Op de klimaatconferentie in Kopenhagen praten landen over het terugdringen van broeikasgassen. Die broeikasgassen komen ook vrij bij de productie van plastic en dragen bij aan de opwarming van de aarde. Tegelijkertijd gooien we plastic net zo gemakkelijk weg als dat we het produceren, met alle gevolgen van dien. Plastic is net als nucleair afval: het gaat nooit meer weg. Op diverse plekken midden op de oceaan drijven grote concentraties plastic afval. Plastic zakjes, lege flessen, doppen, verpakkingsmateriaal. De vissen zien het als voedsel en zo komt het uiteindelijk op ons bord terecht. Ondertussen kunnen recyclers het enorme aanbod van plastic afval niet aan. Daarom verbranden we ons plastic of dumpen we het in arme landen. Ondanks alle initiatieven voor hergebruik, verstopt plastic afval ons milieu.

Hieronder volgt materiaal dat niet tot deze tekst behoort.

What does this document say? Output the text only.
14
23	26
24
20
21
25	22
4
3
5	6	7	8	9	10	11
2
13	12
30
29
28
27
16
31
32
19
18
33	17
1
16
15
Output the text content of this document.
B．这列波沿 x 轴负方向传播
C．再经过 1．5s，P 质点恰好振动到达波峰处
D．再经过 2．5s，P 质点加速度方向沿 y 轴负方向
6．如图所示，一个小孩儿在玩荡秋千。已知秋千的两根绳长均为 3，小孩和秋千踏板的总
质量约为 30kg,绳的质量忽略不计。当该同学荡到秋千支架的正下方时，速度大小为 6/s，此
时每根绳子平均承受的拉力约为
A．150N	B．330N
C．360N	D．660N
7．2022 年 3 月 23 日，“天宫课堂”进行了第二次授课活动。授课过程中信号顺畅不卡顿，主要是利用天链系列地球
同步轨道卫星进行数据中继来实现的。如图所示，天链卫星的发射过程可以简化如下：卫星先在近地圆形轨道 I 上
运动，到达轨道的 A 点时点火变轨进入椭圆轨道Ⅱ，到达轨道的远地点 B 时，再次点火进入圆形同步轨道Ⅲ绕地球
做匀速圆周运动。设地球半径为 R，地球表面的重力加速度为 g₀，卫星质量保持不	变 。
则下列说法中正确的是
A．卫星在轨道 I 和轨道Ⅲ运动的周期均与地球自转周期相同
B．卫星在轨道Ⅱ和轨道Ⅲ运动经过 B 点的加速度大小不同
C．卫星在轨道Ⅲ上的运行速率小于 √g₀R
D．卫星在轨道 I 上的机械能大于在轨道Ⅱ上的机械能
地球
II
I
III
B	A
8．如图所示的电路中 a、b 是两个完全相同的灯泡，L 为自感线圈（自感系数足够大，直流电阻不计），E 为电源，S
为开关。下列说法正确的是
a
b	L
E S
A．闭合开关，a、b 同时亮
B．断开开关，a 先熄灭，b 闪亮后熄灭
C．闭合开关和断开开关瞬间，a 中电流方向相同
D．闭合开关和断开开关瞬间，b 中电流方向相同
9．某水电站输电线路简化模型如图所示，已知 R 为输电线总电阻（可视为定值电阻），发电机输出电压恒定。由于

Door zeestromen en weerpatronen drijven tussen de continenten enorme gebieden plastic afval op het water. ‘Het is als een wc-effect’, zegt kapitein Charles Moore, ‘het wervelende effect voert puin naar het midden.’ Moore onderzoekt al zeven jaar lang de plasticvervuiling op de Stille Oceaan.
Het gebied in de Stille Oceaan waar het plastic zich ophoopt, is net zo groot als West-Europa. In die
gyre
, of draaikolk, doet Moore schokkende ontdekkingen. Zo concludeert hij dat er tien keer meer plastic dan plankton in de zee voorkomt. Want door zonlicht en golven valt plastic weliswaar uit elkaar, maar alleen in kleinere stukjes: het blijft gewoon plastic. En omdat dat plastic afval vaak uit heel kleine deeltjes bestaat, zien vissen en andere zeedieren het al snel aan voor voedsel. Probleem daarbij is dat zich aan de structuur van plastic gemakkelijk chemicaliën hechten. Plastic en andere vervuiling belanden zo in de voedselketen.
Recycling
Plastic afval wordt natuurlijk gerecycled. Dan worden van al die weggegooide plastic flesjes, bakjes en zakjes bijvoorbeeld spoorbielzen gemaakt. Maar is dat wel echte recycling? Want hoewel het weggegooide plastic wordt hergebruikt, moeten er nog steeds nieuwe plastic flesjes, bakjes en zakjes worden gemaakt. Dat heeft niet alleen negatieve gevolgen voor de uitstoot van CO2 en andere broeikasgassen. Nieuwe plastic artikelen betekenen immers ook meer plastic afval.
Slechts 5% van al ons plastic afval wordt gerecycled. Wat doen we dan met de rest? Voor een deel verbranden we ons plastic. Het andere deel verschepen we naar landen als China en India. Maar daar weten ze zelf al geen raad met hun rotzooi. Het zwerfafval neemt epidemische vormen aan. ‘Dit is onze Heilige Koe die nu afval eet’, zegt Claude Alvares van de Indiase milieugroep Goa Foundation. Hij wijst naar een paar koeien die zich langs de weg tegoed doen aan plastic zakken. ‘Zo diep zijn we al gezonken, dat onze heilige dieren afval moeten eten.’
Gedwongen door hoge olieprijzen zoeken plastic-producenten naar alternatieven. Vervangers van olie om plastic te maken dienen zich steeds meer aan: plastic gemaakt van maïs of plastic gemaakt van kippenveren. Plastic dus, dat milieuvriendelijk is en vanzelf oplost in zee. Maar tot dat gemeengoed is, blijft de zee een gigantische afvoerput voor tonnen plastic afval.